アレルギー検査後の副作用と対処法
アレルギー反応は命に関わることもあるため、正確な診断が重要です。アレルギー検査では、疑わしいアレルゲンを皮膚の下に少量注入し、体の反応を観察します。検査後に起こり得る症状や対処法を以下にまとめました。
かゆみと膨疹(ウィール)
- ヒスタミンが放出されると腫れが生じ、かゆみが出ます。アレルゲンに対して過敏であれば、注入部位に15分以内に中心部が膨らんだ膨疹が現れます。
- 遅延反応の場合でも24時間以内に膨疹が出ることがあります。この場合は医師に相談し、軽度のアレルギーか再検査が必要か判断します。

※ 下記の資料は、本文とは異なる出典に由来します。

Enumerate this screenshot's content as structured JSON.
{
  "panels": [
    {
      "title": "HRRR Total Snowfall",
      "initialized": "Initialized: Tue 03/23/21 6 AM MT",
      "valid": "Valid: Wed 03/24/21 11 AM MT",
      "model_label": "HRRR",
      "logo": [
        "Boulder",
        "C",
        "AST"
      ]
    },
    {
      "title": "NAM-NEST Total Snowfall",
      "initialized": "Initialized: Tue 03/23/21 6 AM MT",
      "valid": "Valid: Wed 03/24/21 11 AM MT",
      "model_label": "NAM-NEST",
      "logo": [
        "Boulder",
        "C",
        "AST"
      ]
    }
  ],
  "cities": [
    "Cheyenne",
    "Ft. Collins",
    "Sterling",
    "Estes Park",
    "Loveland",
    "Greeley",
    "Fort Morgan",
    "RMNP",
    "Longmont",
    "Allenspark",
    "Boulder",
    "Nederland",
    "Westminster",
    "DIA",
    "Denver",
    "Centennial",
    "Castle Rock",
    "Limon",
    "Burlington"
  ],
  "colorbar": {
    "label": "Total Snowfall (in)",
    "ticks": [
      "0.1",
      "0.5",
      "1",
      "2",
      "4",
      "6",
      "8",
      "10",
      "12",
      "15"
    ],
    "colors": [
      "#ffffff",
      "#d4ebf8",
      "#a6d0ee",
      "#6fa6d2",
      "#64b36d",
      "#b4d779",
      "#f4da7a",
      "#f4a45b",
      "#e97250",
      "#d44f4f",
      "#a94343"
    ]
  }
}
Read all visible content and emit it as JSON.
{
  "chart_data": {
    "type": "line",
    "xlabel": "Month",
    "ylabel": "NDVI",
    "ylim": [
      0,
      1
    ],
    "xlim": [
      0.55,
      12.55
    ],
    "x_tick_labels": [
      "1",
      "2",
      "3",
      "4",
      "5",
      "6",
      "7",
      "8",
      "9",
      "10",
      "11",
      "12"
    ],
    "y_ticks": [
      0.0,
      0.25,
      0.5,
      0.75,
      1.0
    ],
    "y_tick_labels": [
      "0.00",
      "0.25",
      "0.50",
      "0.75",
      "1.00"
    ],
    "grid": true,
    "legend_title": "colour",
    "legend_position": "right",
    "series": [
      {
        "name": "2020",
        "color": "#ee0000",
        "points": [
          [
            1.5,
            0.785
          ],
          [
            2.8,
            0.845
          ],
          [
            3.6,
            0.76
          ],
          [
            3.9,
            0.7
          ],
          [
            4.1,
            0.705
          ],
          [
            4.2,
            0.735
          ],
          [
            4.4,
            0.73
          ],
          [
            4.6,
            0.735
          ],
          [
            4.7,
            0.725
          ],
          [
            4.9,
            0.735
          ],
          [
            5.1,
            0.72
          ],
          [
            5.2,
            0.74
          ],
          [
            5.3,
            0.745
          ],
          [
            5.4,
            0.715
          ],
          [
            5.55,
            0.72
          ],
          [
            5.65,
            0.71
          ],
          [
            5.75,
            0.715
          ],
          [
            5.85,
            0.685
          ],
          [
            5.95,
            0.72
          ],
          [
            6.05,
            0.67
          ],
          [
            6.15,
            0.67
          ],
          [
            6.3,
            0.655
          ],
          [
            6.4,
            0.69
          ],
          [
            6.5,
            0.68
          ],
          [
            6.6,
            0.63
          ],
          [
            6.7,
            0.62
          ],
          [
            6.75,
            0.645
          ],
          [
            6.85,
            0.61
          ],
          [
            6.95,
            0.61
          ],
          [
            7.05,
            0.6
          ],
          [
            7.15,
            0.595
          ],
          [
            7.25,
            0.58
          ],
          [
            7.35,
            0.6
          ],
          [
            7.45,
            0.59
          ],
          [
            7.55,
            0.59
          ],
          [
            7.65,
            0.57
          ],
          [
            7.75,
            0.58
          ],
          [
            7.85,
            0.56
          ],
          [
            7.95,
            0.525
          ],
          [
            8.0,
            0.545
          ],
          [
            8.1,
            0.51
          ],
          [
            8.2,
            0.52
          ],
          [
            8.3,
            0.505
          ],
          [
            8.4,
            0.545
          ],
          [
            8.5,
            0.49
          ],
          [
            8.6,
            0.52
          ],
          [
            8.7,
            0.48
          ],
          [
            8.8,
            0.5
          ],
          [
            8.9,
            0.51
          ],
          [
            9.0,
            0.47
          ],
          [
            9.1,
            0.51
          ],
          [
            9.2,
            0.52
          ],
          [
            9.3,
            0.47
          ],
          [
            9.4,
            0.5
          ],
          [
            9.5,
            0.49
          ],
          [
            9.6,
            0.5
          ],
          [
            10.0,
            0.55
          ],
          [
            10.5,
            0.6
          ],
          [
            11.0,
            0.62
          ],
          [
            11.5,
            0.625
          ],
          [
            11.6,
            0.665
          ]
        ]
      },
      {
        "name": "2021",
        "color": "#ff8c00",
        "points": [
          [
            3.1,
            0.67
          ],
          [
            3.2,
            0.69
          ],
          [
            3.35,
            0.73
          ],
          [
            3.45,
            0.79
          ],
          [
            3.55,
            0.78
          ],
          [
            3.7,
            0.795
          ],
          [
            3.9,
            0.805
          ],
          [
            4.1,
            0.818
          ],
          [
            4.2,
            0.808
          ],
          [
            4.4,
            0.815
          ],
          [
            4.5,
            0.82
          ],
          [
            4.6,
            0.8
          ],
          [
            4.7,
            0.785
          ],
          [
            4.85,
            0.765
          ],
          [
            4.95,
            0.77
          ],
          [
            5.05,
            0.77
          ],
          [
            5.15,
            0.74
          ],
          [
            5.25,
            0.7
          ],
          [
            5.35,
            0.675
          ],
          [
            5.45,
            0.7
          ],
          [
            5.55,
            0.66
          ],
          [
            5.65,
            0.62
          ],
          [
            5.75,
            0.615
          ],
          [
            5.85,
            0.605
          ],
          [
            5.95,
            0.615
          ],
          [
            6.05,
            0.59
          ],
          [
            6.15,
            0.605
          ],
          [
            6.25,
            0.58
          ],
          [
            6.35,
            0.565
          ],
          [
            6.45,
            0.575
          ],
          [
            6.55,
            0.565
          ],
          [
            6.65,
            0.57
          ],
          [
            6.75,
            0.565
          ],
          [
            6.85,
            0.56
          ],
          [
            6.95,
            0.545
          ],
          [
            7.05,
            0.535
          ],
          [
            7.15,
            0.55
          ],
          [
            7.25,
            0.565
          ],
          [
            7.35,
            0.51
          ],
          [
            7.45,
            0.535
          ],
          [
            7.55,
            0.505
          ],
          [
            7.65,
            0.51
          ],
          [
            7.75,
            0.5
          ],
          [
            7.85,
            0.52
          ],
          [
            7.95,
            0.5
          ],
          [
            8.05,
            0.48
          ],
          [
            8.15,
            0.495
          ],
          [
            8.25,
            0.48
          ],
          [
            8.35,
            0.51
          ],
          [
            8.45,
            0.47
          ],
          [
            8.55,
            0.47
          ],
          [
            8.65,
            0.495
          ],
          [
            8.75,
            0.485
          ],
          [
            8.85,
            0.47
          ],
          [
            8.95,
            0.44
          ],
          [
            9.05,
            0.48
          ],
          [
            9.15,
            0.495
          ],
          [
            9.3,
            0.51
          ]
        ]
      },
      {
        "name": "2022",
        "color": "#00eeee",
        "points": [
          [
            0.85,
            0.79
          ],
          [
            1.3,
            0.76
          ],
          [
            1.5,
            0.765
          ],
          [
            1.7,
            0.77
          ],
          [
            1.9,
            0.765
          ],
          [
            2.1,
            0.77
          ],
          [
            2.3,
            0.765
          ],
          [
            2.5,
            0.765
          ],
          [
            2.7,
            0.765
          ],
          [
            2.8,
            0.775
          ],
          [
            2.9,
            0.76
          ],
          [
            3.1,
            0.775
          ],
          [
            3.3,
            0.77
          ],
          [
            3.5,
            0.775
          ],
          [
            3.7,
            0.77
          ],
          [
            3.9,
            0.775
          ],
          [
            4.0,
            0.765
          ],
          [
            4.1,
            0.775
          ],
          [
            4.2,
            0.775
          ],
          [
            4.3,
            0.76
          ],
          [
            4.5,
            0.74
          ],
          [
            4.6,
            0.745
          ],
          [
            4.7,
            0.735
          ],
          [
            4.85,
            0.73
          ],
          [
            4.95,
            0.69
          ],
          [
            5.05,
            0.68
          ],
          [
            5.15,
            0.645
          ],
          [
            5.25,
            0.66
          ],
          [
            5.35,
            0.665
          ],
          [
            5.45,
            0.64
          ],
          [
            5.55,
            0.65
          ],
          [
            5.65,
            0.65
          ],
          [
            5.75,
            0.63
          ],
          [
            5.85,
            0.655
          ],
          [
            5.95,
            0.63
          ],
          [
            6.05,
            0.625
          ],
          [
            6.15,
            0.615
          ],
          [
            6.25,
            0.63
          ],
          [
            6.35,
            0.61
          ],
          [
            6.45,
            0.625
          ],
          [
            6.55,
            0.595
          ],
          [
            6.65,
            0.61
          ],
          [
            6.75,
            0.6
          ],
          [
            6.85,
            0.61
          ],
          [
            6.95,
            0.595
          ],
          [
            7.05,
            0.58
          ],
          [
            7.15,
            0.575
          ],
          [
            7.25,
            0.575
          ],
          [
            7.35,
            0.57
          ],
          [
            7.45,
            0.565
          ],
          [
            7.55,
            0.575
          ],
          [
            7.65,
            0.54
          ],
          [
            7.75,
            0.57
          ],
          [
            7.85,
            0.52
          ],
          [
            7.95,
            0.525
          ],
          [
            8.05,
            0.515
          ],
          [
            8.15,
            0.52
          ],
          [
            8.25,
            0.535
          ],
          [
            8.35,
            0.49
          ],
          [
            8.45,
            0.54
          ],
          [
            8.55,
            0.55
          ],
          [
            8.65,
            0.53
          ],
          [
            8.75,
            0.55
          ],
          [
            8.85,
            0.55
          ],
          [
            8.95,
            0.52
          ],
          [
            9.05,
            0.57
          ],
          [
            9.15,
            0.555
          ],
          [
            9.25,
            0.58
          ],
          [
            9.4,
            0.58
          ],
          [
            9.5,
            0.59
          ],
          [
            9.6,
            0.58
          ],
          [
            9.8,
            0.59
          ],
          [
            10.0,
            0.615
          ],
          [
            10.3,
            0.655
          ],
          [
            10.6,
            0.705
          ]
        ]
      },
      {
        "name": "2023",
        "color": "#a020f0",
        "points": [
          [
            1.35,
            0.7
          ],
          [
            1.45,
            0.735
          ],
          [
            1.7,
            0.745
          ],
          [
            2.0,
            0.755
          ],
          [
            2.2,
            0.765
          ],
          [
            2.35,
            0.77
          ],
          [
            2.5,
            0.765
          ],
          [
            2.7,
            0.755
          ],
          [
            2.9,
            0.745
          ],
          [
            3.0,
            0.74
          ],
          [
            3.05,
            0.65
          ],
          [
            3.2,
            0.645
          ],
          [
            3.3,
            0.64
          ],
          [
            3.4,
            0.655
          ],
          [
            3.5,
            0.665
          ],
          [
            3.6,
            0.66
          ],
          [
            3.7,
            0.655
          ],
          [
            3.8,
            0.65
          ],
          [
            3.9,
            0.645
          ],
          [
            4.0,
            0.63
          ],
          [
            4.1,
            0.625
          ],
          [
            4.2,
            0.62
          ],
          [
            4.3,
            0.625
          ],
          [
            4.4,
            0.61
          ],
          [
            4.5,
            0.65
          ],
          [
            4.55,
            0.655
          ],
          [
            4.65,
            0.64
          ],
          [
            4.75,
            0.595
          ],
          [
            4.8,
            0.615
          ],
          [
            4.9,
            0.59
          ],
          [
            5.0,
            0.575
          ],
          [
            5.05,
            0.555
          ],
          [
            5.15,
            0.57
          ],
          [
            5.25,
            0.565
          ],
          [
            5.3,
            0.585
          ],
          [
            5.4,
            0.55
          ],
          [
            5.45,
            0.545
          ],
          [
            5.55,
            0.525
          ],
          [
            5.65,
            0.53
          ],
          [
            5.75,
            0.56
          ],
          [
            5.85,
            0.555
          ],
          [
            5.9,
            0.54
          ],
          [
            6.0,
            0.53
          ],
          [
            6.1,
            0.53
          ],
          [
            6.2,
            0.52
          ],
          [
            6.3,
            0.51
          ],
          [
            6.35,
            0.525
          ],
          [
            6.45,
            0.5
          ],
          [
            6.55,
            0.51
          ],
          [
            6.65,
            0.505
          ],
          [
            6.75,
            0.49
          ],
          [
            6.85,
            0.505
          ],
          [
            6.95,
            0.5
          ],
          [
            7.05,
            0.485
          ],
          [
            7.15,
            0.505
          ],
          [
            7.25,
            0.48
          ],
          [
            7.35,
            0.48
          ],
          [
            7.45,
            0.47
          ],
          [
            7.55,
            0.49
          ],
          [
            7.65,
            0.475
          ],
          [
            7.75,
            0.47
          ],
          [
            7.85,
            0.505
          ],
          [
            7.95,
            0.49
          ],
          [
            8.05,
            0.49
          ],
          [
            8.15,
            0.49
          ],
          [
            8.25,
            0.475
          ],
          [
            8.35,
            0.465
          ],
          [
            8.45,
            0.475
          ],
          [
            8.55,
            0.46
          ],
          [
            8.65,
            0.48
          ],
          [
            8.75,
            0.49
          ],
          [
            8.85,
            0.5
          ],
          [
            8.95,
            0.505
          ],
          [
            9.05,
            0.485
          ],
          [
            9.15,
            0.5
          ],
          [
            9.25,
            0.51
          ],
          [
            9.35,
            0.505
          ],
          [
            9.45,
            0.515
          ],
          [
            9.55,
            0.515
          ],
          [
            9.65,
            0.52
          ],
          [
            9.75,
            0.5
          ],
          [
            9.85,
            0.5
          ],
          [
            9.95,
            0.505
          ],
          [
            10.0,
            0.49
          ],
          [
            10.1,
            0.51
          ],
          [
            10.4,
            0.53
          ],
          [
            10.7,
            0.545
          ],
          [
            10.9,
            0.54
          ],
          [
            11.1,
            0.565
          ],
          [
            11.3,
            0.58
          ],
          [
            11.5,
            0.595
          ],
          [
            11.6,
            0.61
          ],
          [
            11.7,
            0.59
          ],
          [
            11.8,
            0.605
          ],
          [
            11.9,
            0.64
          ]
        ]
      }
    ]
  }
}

- 小さな膨疹やかゆみは、ステロイド外用薬(コルチゾンクリーム)で症状を和らげることができます。
腫れと痛み
- 検査部位が広範囲に腫れ、痛みや圧痛を伴うことがあります。
- 氷嚢、ヒドロコルチゾン外用薬、抗ヒスタミン薬を併用すると、炎症と痛みを軽減できます。
細菌感染
- アレルギー診療所では、滅菌針、手指の消毒、手袋、アルコール消毒など感染防止策が徹底されていますが、皮膚が穿刺されると感染リスクはゼロではありません。
- 発赤、液体様の腫脹、発熱、悪心、腕に赤い条状の痕跡が見られたら、直ちに医師に連絡するか救急外来へ受診してください。
- 軽度の細菌感染は抗生物質で治癒しますが、血流に入ると重症化し、点滴治療が必要になることがあります。
アナフィラキシーショック
- 最悪の場合、全身性の急激なアレルギー反応が起こり、呼吸困難、めまい、失神、喉の閉塞感、全身の腫れなどが現れます。
- 皮膚は蒼白で冷たくなり、血圧が危険なほど低下します。即時の医療介入が必要です。
- このような重篤な反応は、通常検査直後に医療機関で対処できる設備が整っています。検査後に発症する可能性は極めて低いです。
- もし検査外でアナフィラキシー症状が出た場合は、すぐに119へ通報し、足を高く上げて安静にしてください。